In states where Medicaid has not expanded, people whose income is less than the federal poverty guidelines are ineligible for Medicaid and subsidized private health insurance on the exchange. For instance, in Virginia, individuals earning less than $11,670 fail to qualify for subsidies to buy insurance under the ACA exchange and the state’s existing Medicaid program. The problem is that the federal government cannot force states to expand their Medicaid program.

The Federal government is going to fund 100 percent of the costs of newly eligible Medicaid enrollees for the first three years (i.e. 2014-2016). Beginning in 2017, it will pay 90 percent and states are expected to bear the remaining 10 percent cost thereafter. Even though the Supreme Court has made the Medicaid expansion optional, there is no rationale behind turning down such a huge amount of money from the federal government other than political affiliations of the states, at least for the first three years. No surprises, the states that have turned down the money are primarily Republican states.

In an article in the Cornell Chronicle, Sean Nicholson, professor of policy analysis and management at Cornell University said, “Over the next few years, most of the states that currently are choosing not to expand Medicaid coverage under the ACA will reverse course and will decide to expand coverage.”
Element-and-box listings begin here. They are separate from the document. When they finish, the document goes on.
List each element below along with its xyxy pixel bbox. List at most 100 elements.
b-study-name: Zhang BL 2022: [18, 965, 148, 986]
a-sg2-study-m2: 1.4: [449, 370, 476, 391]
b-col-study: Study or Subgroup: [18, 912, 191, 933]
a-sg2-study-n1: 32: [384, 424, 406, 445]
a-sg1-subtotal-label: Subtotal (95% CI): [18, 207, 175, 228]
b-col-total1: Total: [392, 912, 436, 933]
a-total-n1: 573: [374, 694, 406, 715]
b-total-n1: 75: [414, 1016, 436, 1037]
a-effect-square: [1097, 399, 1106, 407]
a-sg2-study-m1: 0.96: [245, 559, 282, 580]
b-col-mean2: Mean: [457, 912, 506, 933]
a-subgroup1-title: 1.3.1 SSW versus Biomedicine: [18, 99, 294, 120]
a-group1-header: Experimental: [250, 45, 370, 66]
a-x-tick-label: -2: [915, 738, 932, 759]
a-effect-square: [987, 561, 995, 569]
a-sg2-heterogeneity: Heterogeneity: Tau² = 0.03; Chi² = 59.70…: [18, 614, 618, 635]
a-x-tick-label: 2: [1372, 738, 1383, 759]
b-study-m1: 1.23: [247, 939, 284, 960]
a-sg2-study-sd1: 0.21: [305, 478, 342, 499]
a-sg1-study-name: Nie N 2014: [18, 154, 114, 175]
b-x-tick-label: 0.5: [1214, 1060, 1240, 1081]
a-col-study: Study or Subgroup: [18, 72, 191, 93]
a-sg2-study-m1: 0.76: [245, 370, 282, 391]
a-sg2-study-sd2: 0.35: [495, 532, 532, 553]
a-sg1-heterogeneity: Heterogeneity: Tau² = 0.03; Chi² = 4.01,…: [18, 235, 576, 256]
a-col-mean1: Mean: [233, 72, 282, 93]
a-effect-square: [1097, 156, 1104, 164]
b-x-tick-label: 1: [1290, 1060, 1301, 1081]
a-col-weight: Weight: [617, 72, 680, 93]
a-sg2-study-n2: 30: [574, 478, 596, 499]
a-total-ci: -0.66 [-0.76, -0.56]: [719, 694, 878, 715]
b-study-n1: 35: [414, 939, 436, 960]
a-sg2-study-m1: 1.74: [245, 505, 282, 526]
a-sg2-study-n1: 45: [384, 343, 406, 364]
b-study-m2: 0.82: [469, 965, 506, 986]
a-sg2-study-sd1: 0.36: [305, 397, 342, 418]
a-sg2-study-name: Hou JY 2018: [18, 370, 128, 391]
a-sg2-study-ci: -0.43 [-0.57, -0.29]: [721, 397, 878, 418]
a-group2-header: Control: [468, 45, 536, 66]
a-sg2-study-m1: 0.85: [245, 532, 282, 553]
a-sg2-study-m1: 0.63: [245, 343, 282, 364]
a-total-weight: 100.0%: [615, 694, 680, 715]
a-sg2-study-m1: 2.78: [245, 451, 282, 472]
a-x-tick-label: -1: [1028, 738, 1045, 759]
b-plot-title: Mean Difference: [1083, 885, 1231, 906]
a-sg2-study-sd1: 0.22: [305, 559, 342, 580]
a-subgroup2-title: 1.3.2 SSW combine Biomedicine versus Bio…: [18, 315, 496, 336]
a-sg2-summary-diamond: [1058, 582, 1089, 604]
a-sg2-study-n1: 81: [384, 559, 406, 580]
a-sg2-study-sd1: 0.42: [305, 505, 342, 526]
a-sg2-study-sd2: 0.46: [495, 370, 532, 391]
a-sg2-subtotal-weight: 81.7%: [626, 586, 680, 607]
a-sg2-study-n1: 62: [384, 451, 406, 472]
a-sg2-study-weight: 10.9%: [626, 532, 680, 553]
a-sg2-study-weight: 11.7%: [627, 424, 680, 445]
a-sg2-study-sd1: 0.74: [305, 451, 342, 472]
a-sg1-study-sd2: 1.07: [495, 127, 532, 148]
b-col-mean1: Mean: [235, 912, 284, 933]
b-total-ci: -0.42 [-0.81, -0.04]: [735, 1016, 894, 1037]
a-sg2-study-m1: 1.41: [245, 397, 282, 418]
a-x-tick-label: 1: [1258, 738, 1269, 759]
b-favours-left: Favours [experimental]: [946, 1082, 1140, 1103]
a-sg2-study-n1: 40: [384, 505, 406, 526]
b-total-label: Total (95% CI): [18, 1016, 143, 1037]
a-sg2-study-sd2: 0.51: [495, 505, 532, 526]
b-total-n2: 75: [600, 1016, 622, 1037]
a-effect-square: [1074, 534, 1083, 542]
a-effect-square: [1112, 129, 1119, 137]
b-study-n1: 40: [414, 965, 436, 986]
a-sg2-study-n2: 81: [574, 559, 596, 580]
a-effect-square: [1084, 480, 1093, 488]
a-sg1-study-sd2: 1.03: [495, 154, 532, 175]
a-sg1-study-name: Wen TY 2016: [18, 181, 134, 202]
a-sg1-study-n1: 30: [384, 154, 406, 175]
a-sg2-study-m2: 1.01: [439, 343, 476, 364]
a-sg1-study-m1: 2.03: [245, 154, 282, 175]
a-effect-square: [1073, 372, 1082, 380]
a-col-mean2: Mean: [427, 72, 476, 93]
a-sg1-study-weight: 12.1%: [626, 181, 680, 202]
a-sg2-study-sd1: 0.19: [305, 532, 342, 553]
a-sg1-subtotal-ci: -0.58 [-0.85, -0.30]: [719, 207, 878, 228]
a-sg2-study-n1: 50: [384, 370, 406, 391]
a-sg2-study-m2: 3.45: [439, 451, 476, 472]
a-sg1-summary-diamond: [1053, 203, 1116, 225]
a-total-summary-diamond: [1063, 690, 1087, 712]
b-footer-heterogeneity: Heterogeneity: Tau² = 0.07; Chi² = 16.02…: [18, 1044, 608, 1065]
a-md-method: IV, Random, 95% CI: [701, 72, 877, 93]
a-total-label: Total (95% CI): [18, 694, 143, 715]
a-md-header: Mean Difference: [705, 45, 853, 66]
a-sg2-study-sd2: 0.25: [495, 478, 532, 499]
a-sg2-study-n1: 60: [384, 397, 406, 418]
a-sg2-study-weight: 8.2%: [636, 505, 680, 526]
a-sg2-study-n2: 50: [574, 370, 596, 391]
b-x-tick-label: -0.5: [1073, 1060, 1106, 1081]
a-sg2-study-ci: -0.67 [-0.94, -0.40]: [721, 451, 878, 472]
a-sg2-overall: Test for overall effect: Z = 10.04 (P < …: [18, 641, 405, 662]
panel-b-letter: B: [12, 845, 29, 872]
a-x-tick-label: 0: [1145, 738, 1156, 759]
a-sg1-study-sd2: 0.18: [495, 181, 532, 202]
According to the New York Times, the 31 states that are expanding Medicaid under the ACA have experienced the largest reduction in the uninsured rate. With time, we will know if more states will actually expand their Medicaid program. We will also have to wait to see what happens to the ACA if the Rrepublicans win the race for the White House. For now, the ACA has shown hope to millions of Americans including the poor and minorities for a better health care system where many people have access to health insurance.